For the secular world, Valentine’s Day is still a thing. We buy chocolate, make cut-out hearts and, if we’re lucky enough to have one, swoon over our significant other. I’ve heard some really wonderful stories today that had nothing to do with the romantic aspect of Valentine’s Day, although they had a lot to do with love.

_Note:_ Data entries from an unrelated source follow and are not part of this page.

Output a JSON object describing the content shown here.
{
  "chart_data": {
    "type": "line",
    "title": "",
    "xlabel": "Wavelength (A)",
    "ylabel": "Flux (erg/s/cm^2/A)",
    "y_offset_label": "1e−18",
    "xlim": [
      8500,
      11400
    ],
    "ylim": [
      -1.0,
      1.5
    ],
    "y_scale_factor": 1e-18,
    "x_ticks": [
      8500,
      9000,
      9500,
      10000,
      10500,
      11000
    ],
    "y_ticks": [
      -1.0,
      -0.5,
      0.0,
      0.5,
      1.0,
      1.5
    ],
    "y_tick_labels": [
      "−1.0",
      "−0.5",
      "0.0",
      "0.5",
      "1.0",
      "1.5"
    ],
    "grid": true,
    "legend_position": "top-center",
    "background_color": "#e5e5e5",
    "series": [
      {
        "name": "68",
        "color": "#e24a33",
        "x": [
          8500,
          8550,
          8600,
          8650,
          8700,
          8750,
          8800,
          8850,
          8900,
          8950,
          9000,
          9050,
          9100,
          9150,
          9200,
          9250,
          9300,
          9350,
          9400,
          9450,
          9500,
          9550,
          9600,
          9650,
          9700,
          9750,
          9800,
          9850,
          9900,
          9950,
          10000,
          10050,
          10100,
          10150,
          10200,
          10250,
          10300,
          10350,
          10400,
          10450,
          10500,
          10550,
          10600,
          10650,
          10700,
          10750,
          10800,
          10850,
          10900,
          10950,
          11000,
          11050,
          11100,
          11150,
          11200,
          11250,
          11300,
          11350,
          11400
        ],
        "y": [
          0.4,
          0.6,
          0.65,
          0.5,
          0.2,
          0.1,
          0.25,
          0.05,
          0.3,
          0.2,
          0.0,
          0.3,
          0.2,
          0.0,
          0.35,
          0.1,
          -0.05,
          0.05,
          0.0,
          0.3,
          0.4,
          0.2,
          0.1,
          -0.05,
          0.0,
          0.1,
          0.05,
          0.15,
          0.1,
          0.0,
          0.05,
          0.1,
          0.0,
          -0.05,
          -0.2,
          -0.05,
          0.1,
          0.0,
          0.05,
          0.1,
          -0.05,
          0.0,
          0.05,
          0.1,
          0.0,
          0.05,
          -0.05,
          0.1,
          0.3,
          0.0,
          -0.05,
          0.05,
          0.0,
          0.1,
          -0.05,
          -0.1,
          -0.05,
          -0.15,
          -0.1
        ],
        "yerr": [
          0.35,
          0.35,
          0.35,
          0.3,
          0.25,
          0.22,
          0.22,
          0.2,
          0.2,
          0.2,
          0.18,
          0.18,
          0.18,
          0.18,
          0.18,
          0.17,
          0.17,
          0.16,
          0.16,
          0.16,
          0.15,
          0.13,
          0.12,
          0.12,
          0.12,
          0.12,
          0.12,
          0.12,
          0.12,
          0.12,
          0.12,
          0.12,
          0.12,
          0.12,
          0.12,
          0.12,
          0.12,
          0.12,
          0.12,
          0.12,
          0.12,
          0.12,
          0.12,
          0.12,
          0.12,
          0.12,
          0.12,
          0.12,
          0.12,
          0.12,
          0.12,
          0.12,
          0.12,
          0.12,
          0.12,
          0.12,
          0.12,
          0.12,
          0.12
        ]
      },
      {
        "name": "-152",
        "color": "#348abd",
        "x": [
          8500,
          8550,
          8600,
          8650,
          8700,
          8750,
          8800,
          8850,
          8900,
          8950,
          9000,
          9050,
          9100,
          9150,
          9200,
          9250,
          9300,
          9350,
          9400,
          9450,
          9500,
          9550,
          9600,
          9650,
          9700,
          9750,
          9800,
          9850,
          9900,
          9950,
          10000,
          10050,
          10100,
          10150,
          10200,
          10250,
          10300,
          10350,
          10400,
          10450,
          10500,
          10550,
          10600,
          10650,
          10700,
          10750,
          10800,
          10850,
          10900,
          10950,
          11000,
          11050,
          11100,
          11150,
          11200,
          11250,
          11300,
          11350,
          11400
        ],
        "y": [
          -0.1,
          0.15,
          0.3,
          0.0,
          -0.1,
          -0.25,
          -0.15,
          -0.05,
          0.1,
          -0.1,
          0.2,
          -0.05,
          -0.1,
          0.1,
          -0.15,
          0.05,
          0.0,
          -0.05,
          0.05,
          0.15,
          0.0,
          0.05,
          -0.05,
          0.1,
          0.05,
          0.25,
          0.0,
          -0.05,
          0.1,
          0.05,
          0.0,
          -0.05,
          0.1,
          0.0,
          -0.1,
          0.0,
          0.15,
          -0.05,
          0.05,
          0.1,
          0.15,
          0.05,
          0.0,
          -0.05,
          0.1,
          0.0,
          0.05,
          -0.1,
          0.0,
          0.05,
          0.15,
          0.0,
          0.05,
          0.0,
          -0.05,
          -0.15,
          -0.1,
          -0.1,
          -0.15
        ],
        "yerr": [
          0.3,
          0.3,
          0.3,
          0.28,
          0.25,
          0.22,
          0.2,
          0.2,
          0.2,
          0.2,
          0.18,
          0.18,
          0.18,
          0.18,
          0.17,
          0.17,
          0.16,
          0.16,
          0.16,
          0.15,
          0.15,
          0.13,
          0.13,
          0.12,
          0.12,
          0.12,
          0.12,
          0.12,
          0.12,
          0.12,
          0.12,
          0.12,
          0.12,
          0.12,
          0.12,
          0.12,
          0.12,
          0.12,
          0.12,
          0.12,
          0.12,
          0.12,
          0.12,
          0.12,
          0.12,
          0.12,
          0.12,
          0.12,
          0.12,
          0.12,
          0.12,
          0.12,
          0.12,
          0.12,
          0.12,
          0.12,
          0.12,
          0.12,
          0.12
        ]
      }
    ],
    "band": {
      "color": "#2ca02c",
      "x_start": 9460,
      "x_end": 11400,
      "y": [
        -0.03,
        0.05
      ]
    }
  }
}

One of my Facebook friends leaves the house on February 14 with a bunch of Valentine’s Day cards in her purse. She hands them out to random people. Today, she gave one to a woman at the hair salon, who cried and was so appreciative because her loved one was deceased. This evening, I read about Valentine’s Day cards that had been left at a shelter. They were given to children who have been facing homelessness.
These two stories are so heartwarming, and yet they make me a little bit upset with myself. I think about all the years when I didn’t have someone with whom I could celebrate Valentine’s Day. What did I do? I probably went to a bar and drowned my sorrows or stayed at hom and sulked while watching “Wheel of Fortune.”
Think about what I could have been doing all that time. I could have been handing out valentines to strangers, visiting sick kids in the hospital, giving Hershey kisses to people at nursing homes. Instead, I spent probably 10 Valentine’s Days consumed with self-pity. Stupid hindsight.
Well, there’s no way to redo those years so I’ll have to move forward. Maybe next February 14, I can think about other people who might need a heart and a hug more than I do. Maybe I can wish them a “Happy Saints Cyril and Methodius Day” and bring extra happiness into their lives.